David Lambert
Senior HTF Member
- Joined
- Aug 3, 2001
- Messages
- 11,377
Chris, that's exactly what it is. I'll have news up this weekend sometime about it. I already have the materials; I simply ran out of time this morning.
it's very likely to be a compilation of sketches from different shows, rather than of his complete (remaining) BBC shows
D'oh! Thanks for sharing, though, William.
Do you all think that A&E will release any of the episodes from the Hill's Angels era? I'm a big fan of Benny's, but I'm a bigger fan of the Angels. Especially Sue!
Yeah! In fact it would be nice if they'd release a disc with just the Angels. I mean Benny was ok, but he surely wasn't why I watched the show.

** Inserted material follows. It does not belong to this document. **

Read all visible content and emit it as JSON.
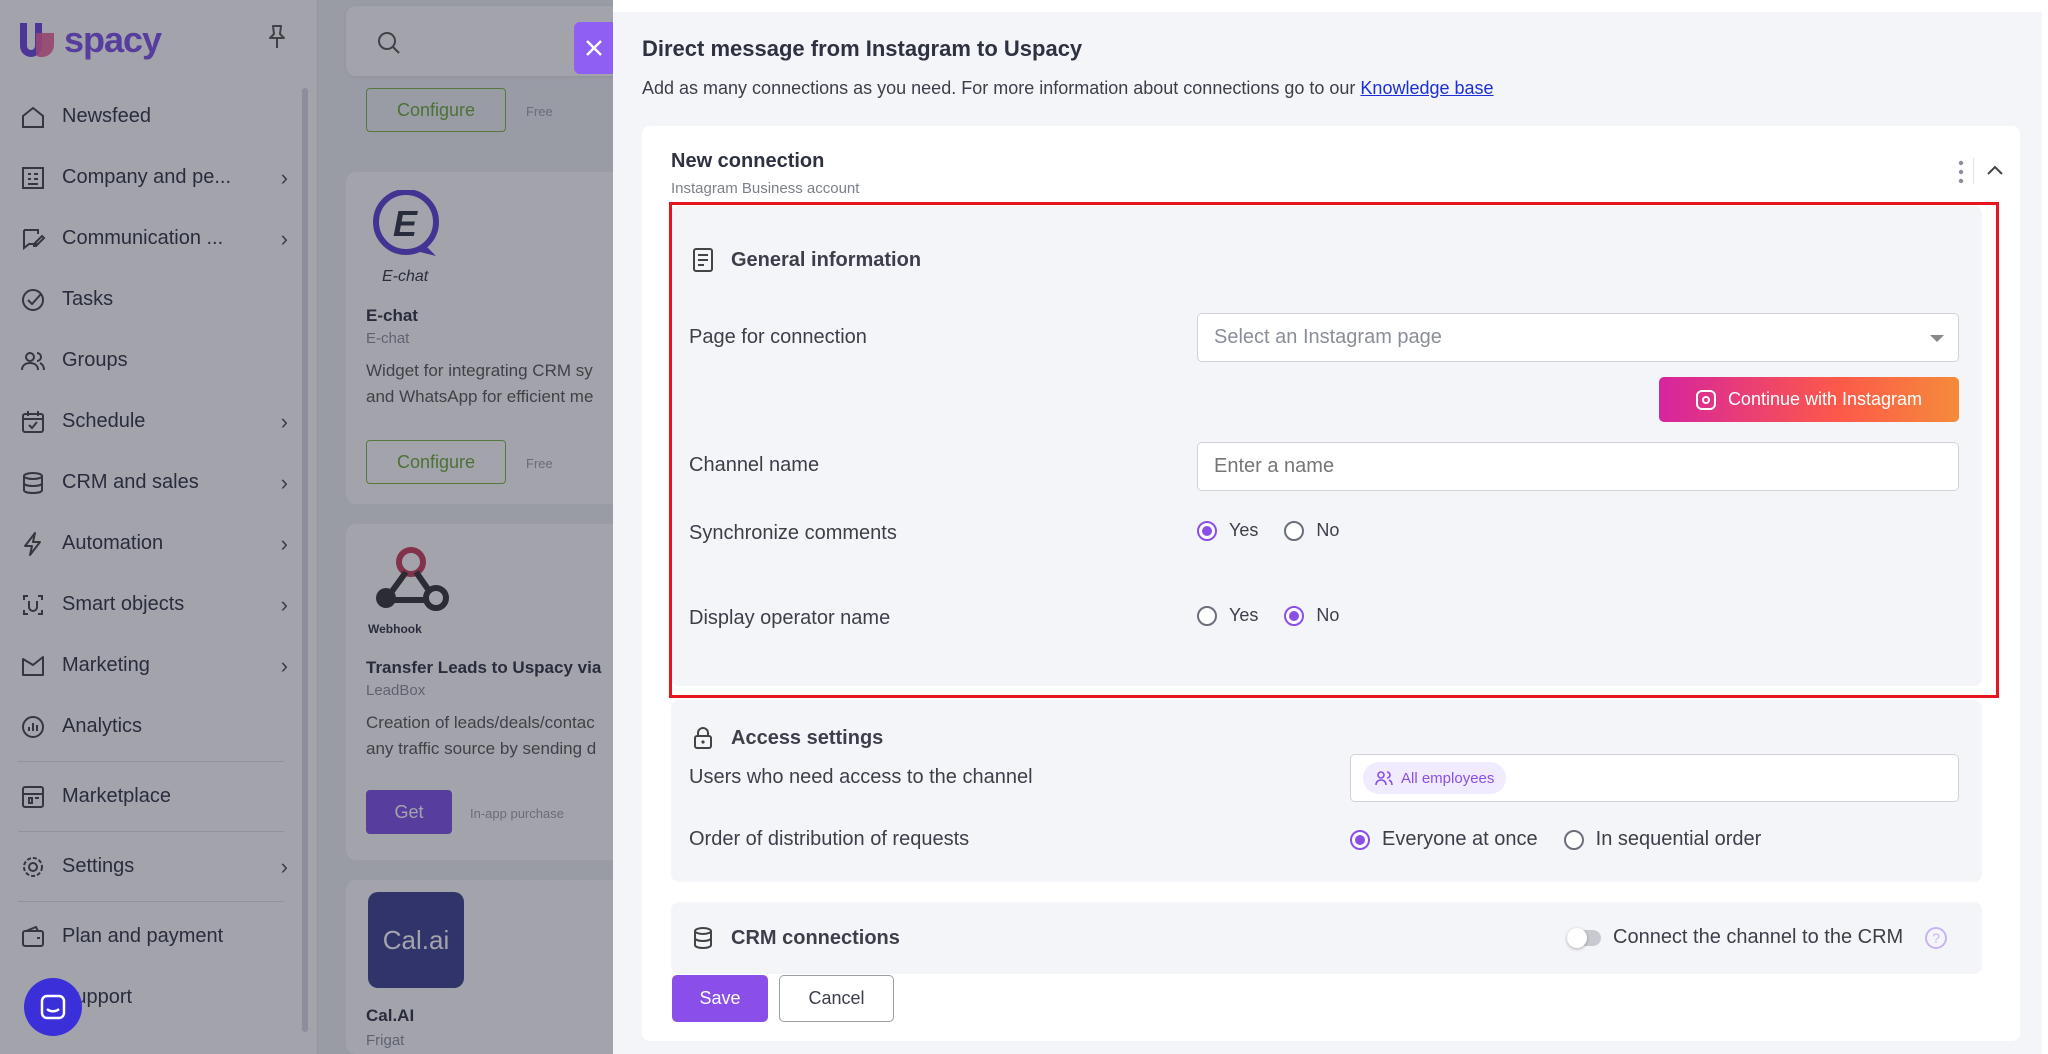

In fact it would be nice if they'd release a disc with just the Angels.
I've been wishing for a single disc or maybe even a set that would be all Angels. Dance performances, appearances etc. And maybe some interviews.
As for the repetition: It was palpable during this period, because he had all the panache of someone showing it off for the first time.

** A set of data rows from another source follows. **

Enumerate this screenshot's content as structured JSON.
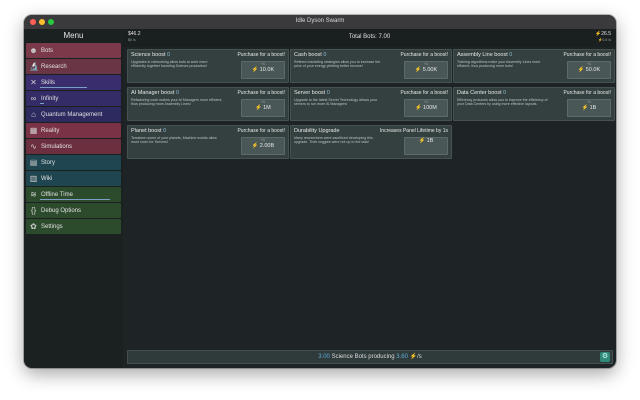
{
  "window": {
    "title": "Idle Dyson Swarm",
    "controls": {
      "close_color": "#ff5f57",
      "minimize_color": "#febc2e",
      "maximize_color": "#28c840"
    }
  },
  "sidebar": {
    "title": "Menu",
    "items": [
      {
        "label": "Bots",
        "icon": "robot-icon",
        "glyph": "☻",
        "color": "#7a3a4a"
      },
      {
        "label": "Research",
        "icon": "research-icon",
        "glyph": "🔬",
        "color": "#6a3545"
      },
      {
        "label": "Skills",
        "icon": "skills-icon",
        "glyph": "✕",
        "color": "#3a2d6e",
        "progress": 0.6
      },
      {
        "label": "Infinity",
        "icon": "infinity-icon",
        "glyph": "∞",
        "color": "#342c66",
        "progress": 0.05
      },
      {
        "label": "Quantum Management",
        "icon": "quantum-icon",
        "glyph": "⌂",
        "color": "#2d2a60"
      },
      {
        "label": "Reality",
        "icon": "reality-icon",
        "glyph": "▦",
        "color": "#7a3346"
      },
      {
        "label": "Simulations",
        "icon": "simulations-icon",
        "glyph": "∿",
        "color": "#6c2f40"
      },
      {
        "label": "Story",
        "icon": "story-icon",
        "glyph": "▤",
        "color": "#1f4550"
      },
      {
        "label": "Wiki",
        "icon": "wiki-icon",
        "glyph": "▥",
        "color": "#1f4550"
      },
      {
        "label": "Offline Time",
        "icon": "offline-time-icon",
        "glyph": "≋",
        "color": "#2c4a2c",
        "progress": 0.9
      },
      {
        "label": "Debug Options",
        "icon": "debug-icon",
        "glyph": "{}",
        "color": "#2c4a2c"
      },
      {
        "label": "Settings",
        "icon": "gear-icon",
        "glyph": "✿",
        "color": "#2c4a2c"
      }
    ]
  },
  "topbar": {
    "money": "$46.2",
    "money_rate": "$0 /s",
    "total_bots": "Total Bots: 7.00",
    "energy": "⚡26.5",
    "energy_rate": "⚡0.6 /s"
  },
  "cards": [
    {
      "title": "Science boost",
      "level": "0",
      "hint": "Purchase for a boost!",
      "desc": "Upgrades in networking allow bots to work more efficiently together boosting Science production!",
      "plus": "+1",
      "cost": "10.0K"
    },
    {
      "title": "Cash boost",
      "level": "0",
      "hint": "Purchase for a boost!",
      "desc": "Refined marketing strategies allow you to increase the price of your energy yielding better income!",
      "plus": "+1",
      "cost": "5.00K"
    },
    {
      "title": "Assembly Line boost",
      "level": "0",
      "hint": "Purchase for a boost!",
      "desc": "Training algorithms make your Assembly Lines more efficient, thus producing more bots!",
      "plus": "+1",
      "cost": "50.0K"
    },
    {
      "title": "AI Manager boost",
      "level": "0",
      "hint": "Purchase for a boost!",
      "desc": "Refactoring code makes your AI Managers more efficient, thus producing more Assembly Lines!",
      "plus": "+1",
      "cost": "1M"
    },
    {
      "title": "Server boost",
      "level": "0",
      "hint": "Purchase for a boost!",
      "desc": "Upgrade to the latest Server Technology allows your servers to run more AI Managers!",
      "plus": "+1",
      "cost": "100M"
    },
    {
      "title": "Data Center boost",
      "level": "0",
      "hint": "Purchase for a boost!",
      "desc": "Efficiency protocols allow you to improve the efficiency of your Data Centers by using more effective layouts.",
      "plus": "+1",
      "cost": "1B"
    },
    {
      "title": "Planet boost",
      "level": "0",
      "hint": "Purchase for a boost!",
      "desc": "Terraform some of your planets, Machine worlds allow more room for Servers!",
      "plus": "+1",
      "cost": "2.00B"
    },
    {
      "title": "Durability Upgrade",
      "level": "",
      "hint": "Increases Panel Lifetime by 1s",
      "desc": "Many researchers were sacrificed developing this upgrade. Their veggies were not up to the task!",
      "plus": "",
      "cost": "1B"
    }
  ],
  "bottombar": {
    "count": "3.00",
    "label": "Science Bots producing",
    "rate": "3.60",
    "unit": "⚡/s"
  }
}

Palpable and yet Benny still had a plethora of fresh(? wanna be careful suggesting that considering I haven't seen any of his early BBC programming) ideas. I think at this point in his career, 1972-74, he was still ascending whereas in the 80's he was on the decline in terms of his humor. He did the about face from featuring a lot of sketches with pretty scantily clad girls/risque humor to quite a few sketches with children/safe humor.
Speaking of the range of his career, I almost completely forgot to comment on the 3rd disc's bonus feature which is the documentary I believe is an A&E biography on Benny Hill.
I thought it was fantastic and I was quite moved by it. A wonderful inside look at the way he lived and died. Among other things I was very touched by the fact that Benny maintained relationships with handicapped women.
Now, is it my imagination, or on the last two shows with Nicholas Parsons was his involvement more and more marginal compared to his involvement in the show in Set 1? I detected Mr. Parsons on for all of nine minutes (out of a total c.50 minutes) of the Dec. 27, 1972 show (Ep. #15; numbered #4 on A&E Set 2) - eight of which were as Scuttle's straight man in the Fun Boy Club sketch, the other minute as the man in the bowler hat in the "Common Market Square Dance" number. His receding involvement, I know, dovetailed with his burgeoning run as host of the British version of the Sale of the Century game show, which commenced in 1971 and ran to the mid-'80's. Not to mention the fifteen months between his next-to-last show for Mr. Hill and his very last
From what I remember of Mark Lewisohn's fine Hill autobiography, McGee was intended to be Benny's "usual" straight man from the outset, and that when he was unavailable (he did quite a bit of work for "the other side" - BBC - in the early '70s), Hill found Parsons a fine replacement. This is no slight to Parsons. Indeed, I found him to be a refershing change of pace from just having McGee all the time, it's just that Benny's liked to have a core of "regular" performers, and when Henry couldn't make it, he arranged to have a really strong "regular substitute".
It was probably a combination of sorting out work schedules that kept Parsons' appearance in his last couple of shows to a minimum. Perhaps he was only available for one studio session per show, who knows? As Hill planned his shows in advance, perhaps he knew that McGee wasn't available and Parsons only had a small amount of time free, so he just planned those shows to be less reliant on straightmen?
As for the single episode with Paul Eddington playing the straightman rather than Henry or Nicholas: perhaps one of them was originally scheduled to be available but something came up, so Hill would then have had to get somebody to do the work, as the shows may have already been written at that point?
After that one, I guess McGee's "outside" commitment either slowed down, or he was better able to work them around Benny's schedule to avoid any conflicts, avoiding the need to employ another straightman.